Reviewed by

Christopher Armstead

Damn this sucked.  End of review.  Oh how my life would be so much simpler if the powers at Encode Media Group simply allowed me give you that first line and then let me go along with the rest of my day, but sadly, it cannot be.  I must fill this page with reasons why I donated to 80 minutes of my life to the lost cause known as ‘When a Stranger Calls’.  80 minutes I can never reclaim.

 

‘Stranger’ is a remake of the 1980 thriller of the same name.  One of the problems of the original was that the whole baby sitter alone, stranger calling from inside the house hook was resolved in the first twenty minutes.  Though it was very effective and frightening, there wasn’t much left to do with it.  The rest of the original consisted of a series of cat and mouse chase scenes of the detective and the babysitter trying to track down the Stranger who some years later has escaped custody.  The remake tries to remedy this by throwing out the original films chase sequences and attempts to stretch the eerie phone calls to a feature length.  It was destined to fail, and fail it did.

 

Jill Johnson, played by Camilla Belle (who must have 2% body fat), is a high school senior on the outs with her boyfriend.  But in his angst to reconcile with his girl he runs up her cell phone minutes.  Jill’s parents are duly pissed and force her to work off those minutes by lining up babysitting gigs for her.  Jill’s latest job is watching the kids of Dr. Mandrackas and his wife.  Even though it’s only like six in the evening, the two Mandrackas children are already in bed asleep because their being awake would screw up our plot.  Now the stranger starts calling.  We know he’s bad news because the opening scene has us observing the aftermath of another babysitter who was

slaughtered a few days earlier and a hundred miles away.  No blood though.  This is a PG-13 ‘horror’ movie.  He calls and breathes and calls and whispers and calls and breathes… 

 

Thus in an attempt to extend a ten-minute concept to an 80 minute movie the filmmakers have to resort to forced tension.  Music plays… Jill walks down the ominous hallway… music rises… OH MY GOD! it’s the cat.   Music plays… Jill looks nervous… music rises… OH MY GOD!  it’s a tree branch.  Music plays… Jill trembles… music rises… OH MY GOD!  it’s Jill’s slutty friend.  And it does this over and over and over again losing the audience in the process.  Even when the real drama begins, the commercial trailer has already told us that he’s calling from inside the house, so even that’s worthless.
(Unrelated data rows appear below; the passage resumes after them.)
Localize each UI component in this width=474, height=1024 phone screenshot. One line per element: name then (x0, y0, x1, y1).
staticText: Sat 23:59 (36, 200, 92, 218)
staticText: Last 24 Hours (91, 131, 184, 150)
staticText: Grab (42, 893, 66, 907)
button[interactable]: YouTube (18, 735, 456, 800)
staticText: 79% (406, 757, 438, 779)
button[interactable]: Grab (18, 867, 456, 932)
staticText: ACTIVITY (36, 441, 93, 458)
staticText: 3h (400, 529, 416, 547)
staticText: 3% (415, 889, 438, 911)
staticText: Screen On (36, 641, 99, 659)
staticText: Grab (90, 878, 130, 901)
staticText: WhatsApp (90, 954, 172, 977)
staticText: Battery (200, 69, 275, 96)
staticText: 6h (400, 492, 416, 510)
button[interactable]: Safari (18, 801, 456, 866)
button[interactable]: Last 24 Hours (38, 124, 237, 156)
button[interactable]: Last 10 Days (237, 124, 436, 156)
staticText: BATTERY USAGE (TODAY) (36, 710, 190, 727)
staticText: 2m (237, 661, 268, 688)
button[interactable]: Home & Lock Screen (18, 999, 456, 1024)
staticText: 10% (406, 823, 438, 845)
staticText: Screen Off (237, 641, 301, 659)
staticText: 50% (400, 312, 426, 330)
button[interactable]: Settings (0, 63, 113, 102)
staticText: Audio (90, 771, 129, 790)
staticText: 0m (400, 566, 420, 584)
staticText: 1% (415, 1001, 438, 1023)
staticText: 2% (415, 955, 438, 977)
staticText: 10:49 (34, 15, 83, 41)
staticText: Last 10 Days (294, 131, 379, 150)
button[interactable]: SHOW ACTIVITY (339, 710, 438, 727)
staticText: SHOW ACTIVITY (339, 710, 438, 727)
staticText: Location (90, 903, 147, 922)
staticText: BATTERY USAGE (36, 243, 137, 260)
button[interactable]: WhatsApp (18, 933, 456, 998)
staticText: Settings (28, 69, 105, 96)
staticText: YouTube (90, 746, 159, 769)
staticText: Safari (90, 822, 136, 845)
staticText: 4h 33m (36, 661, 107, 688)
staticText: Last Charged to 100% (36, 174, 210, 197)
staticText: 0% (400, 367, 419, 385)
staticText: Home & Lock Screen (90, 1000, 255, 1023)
Though the movie probably couldn’t have worked in the best hands, the director and scriptwriter show very little imagination or ingenuity as they dust off every single horror cliché in the book and toss it in.  And sadly, even though Camilla Belle is incredibly fit, she was woefully inept and conveying fear or terror or horror.  Heavy breathing isn’t quite acting I don’t think.

 

You see children, when I was a teenager in the late 80’s, horror films, even if they blew chunks had a few things we could always count on.  Bloody impalings, decapitations, dismemberments, and gratuitous nudity.  Curse you PG-13, curse you.  Folks, I have suffered so you don’t have to.  So when you’re alone babysitting and a gravelly voiced caller asks ‘Have you checked the children.’  Simply reply ‘Oh, I killed them already.  Good night.’  Then *69 that fool.